History

United Kingdom
- Name: Margaret
- Builder: J. Gilmour & Co., Calcutta
- Launched: 1804
- Captured: 1808

France
- Name: Entreprenant
- Acquired: 1808 by capture
- Fate: Currently unknown

General characteristics
- Tons burthen: 250, 275, or 269, or 270, or 2759⁄94 (bm)
- Propulsion: Sail
- Sail plan: Brig
- Armament: 1808:2 × 6-pounder + 8 × 12-pounder guns; 1808:10 × 12-pounder carronades; 1808:2 × 9-pounder guns + 8 × 12-pounder carronades;
- Notes: Teak-built

= Margaret (1804 ship) =

Margaret was launched at Calcutta in 1804 and cost 59,000 sicca rupees to build. Shortly after her launch she sailed to England for the British East India Company (EIC). Captain Benjamin Fergusson sailed from Calcutta on 3 December 1805. She was at Saugor on 14 February 1806. She reached Saint Helena on 29 April and arrived at The Downs on 24 June.

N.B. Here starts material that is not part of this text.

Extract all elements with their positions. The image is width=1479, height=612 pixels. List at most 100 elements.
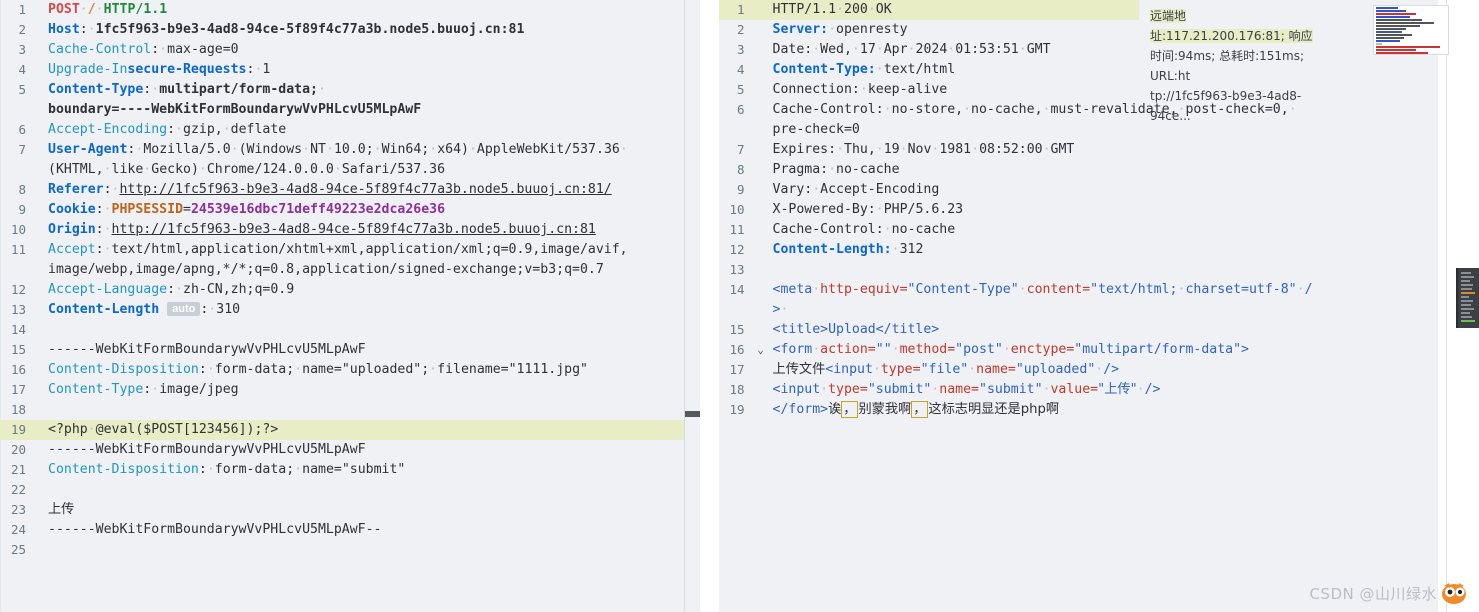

In England she was admitted to the Registry of Great Britain on 6 August. A government report states that she became a West Indiaman, but there is no confirmatory evidence. Despite having been admitted to the British registry, Margaret does not appear in Lloyd's Register. She does appear in the Register of Shipping in 1809 with Ferguson, master and owner, and trade London–India.

The French captured Margaret in the Persian Gulf in 1808. Captain H. Wilson reported that the French naval felucca Entreprenante (or ), Lieutenant Pierre Bouvet, captured Margaret on 9 February 1808. The felucca initiated the chase the day before at point about 63 miles SSW of Bombay as Margaret was bound for Basra. and after a long chase and an exchange of fire, Wilson struck to Entreprenant.

The French immediately put their captives on Entreprenant, and took over Margaret (or Marguerite), which they then sailed to Île de France. When he switched his vessels, Bouvet called his prize Entreprenant as well.

Margaret/Entreprenant arrived at Port-Napoleon, Île de France, in April. One French source describes her as a brand new 10-gun brig of the British East India Company. Her fate subsequent to her arrival at Île de France is blurry. She may have been sold into commerce in November.

When Bouvet put Wilson and his crew on board the felucca, Bouvet did not mention that the felucca also had on board the crew of a local vessel Entreprenant had captured off Kutch. After the French left, these men came on deck armed and forced Wilson and his men into the forecastle, where they remained in captivity for six days on minimal rations of biscuits and water. Eventually their captors left Wilson and his men at Danou.

Note: It is possible that the sources are conflating two Margarets. The British Library gives Margarets origin as Chittagong, her managing owners as Downie & Maitland, and her burthen as 250 tons, but her master as Benjamin Fergusson. The other sources, which are not entirely independent of each other, give her owner and master as Benjamin Fergusson, her origin as Calcutta, and her burthen as 275 tons. Phipps is in the second group, but also reports that there was a Margaret, of 300 tons (bm), launched at Chittagong in 1794. A report from 1809 lists a Margaret, of 250 tons, owned by Downie and Maitland, with John Kitson, master.